The learned Civil Judge of Agra observed that defendants numbered two to six had not been made parties to Suit No. 533 of 1947 and had not been individually served in that proceeding; consequently, the plaintiff could not obtain a personal decree against those defendants. Relying on the decision of the Madras High Court in Sahib Thambi Marakayar v. Hamid Marakayar, ILR 36 Mad. 414, the judge explained that the law did not permit the decree obtained in Suit No. 533 of 1947 to create a liability greater than that of the partnership property held by the defendants. He therefore held that a personal decree could not be granted against defendants two to six, and that relief could be limited only to the property of the firm that might be found in the hands of those partners. Accordingly, the plaintiff was awarded a decree for the sum of Rs 12,140-1-0 together with costs and pendente-lite interest at a rate of three percent per annum against defendant number one, insofar as the firm’s assets were in the possession of defendants two to six. The decretal order followed this reasoning.

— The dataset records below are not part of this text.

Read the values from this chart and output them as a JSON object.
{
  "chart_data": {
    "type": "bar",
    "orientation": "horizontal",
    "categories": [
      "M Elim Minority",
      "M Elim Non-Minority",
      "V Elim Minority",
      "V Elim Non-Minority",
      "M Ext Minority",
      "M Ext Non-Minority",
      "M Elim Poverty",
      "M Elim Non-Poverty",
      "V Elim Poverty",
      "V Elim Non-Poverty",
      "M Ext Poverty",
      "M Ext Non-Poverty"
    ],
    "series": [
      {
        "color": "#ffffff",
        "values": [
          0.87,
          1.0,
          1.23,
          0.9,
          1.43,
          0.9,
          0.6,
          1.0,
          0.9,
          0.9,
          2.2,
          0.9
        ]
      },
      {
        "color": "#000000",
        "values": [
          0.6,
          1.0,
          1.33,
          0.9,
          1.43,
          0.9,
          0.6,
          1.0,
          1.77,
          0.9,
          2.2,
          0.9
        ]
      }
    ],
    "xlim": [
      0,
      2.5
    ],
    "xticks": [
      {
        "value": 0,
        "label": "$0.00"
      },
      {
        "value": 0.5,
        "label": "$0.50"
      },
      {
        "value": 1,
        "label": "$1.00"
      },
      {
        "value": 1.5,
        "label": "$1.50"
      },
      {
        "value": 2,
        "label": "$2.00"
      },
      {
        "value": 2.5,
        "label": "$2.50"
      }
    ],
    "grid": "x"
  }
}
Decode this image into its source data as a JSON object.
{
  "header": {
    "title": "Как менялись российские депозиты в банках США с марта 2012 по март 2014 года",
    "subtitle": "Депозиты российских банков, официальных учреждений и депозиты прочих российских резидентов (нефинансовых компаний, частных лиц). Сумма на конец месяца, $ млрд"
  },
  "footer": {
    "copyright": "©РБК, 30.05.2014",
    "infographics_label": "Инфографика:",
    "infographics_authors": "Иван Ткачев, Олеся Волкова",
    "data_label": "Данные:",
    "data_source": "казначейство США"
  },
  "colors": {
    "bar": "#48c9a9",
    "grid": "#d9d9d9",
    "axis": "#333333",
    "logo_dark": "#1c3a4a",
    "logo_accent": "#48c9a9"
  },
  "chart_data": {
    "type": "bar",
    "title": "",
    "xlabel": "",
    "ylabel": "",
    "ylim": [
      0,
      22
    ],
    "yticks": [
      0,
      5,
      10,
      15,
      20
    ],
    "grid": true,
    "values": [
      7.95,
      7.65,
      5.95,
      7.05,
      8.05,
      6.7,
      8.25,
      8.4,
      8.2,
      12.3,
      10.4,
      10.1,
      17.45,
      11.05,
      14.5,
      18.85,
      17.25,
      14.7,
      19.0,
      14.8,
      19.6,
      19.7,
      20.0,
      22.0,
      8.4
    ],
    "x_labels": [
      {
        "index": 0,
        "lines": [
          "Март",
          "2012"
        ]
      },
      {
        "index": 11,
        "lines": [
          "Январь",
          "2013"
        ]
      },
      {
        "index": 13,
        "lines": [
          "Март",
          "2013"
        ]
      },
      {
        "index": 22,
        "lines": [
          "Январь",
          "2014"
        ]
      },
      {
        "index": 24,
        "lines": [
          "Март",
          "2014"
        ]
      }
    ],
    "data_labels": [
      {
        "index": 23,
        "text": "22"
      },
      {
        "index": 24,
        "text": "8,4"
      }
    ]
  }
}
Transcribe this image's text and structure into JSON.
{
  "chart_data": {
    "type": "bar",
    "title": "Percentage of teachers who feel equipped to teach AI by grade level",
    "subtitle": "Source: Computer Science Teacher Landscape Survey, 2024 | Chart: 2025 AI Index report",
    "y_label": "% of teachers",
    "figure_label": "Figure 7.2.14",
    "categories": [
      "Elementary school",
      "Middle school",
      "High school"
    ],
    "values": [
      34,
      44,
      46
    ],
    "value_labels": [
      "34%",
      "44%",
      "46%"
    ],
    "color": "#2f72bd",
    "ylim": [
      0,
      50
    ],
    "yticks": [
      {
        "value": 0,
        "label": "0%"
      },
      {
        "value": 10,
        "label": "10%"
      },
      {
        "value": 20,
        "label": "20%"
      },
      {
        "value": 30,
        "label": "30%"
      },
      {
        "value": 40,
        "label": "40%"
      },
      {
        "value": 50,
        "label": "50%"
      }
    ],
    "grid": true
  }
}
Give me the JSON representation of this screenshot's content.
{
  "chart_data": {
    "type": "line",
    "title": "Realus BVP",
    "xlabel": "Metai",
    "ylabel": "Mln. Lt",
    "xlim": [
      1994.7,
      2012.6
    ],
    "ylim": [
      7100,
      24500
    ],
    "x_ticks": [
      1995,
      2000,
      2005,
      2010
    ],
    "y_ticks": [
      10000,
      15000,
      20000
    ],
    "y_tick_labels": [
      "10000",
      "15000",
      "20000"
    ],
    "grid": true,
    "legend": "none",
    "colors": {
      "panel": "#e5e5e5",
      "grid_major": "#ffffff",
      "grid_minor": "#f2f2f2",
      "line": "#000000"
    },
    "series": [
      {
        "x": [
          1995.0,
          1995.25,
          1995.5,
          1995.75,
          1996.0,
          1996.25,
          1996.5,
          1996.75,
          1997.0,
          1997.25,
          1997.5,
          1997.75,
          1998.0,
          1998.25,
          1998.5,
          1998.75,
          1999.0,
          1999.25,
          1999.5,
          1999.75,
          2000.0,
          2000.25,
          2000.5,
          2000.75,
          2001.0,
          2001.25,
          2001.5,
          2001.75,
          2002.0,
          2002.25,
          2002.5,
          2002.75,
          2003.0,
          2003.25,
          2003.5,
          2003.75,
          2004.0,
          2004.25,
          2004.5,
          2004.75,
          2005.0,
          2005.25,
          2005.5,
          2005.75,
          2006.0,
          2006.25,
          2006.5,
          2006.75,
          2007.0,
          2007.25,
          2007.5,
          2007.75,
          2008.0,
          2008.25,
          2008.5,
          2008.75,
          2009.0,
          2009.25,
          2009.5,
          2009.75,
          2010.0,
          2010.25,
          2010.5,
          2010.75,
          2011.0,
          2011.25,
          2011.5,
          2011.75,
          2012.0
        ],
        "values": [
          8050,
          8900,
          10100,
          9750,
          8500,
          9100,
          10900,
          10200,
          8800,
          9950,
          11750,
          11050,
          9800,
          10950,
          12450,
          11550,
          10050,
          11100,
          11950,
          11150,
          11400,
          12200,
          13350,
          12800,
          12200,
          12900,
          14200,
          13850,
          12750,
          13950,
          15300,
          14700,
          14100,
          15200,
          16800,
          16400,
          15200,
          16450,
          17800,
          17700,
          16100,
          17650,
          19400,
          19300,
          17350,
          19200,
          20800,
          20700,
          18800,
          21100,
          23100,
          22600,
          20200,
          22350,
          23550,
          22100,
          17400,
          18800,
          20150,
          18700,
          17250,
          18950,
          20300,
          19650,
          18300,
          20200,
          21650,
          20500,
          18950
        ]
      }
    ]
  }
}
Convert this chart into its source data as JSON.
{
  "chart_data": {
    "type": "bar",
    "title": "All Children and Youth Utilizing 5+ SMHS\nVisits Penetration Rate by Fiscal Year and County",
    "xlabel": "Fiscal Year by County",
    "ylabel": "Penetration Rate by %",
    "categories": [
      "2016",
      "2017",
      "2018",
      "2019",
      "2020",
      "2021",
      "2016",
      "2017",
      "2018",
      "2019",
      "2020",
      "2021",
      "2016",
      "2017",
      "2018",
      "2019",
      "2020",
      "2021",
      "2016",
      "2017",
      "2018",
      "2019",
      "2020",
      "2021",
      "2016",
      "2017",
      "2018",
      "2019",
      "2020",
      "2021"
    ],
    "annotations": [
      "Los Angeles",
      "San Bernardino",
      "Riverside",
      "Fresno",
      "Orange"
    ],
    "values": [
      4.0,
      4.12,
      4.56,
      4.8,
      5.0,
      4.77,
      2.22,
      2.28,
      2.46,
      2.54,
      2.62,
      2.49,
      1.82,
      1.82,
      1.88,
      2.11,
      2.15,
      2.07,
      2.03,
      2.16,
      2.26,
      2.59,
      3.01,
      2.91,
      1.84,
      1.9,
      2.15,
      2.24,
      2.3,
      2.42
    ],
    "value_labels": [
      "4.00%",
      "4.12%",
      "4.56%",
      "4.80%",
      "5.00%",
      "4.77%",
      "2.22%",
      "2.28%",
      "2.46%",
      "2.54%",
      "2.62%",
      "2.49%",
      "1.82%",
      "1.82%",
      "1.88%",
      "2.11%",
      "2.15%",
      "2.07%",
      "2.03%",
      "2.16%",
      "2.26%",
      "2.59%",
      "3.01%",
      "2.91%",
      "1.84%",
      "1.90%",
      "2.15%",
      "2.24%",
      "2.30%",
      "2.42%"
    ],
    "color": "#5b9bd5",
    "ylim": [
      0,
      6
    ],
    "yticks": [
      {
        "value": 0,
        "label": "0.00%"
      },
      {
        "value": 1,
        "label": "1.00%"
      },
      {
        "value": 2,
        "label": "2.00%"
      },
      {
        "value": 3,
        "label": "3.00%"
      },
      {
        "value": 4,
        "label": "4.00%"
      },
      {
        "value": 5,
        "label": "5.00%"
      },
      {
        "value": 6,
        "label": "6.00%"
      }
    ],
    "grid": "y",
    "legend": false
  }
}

From the pleadings and the judge’s findings it was clear that, although the plaintiff had sought a personal decree against respondents two to six on the same grounds that would normally permit execution under Order XXI, Rule 50 of the Code of Civil Procedure, the judge, for the specific reasons he set out, refused to grant such relief and expressly confined any enforcement to the assets of the firm held by the partners. The subsequent question was whether an executing court could disregard the terms of the decree and award the plaintiff relief that had been expressly denied in the original suit. The Court affirmed the well-settled principle that a court executing a decree must take the decree as it stands and cannot go behind it, because the decree is binding and conclusive upon the parties. Accepting the appellant’s contention would have required the executing court to impose personal liability on the partners despite the decree’s clear instruction to the contrary, which was deemed impermissible. The Court concluded that the decision of the High Court was correct, dismissed the appeal with costs, and ordered the appellant to pay the court fee payable to the State.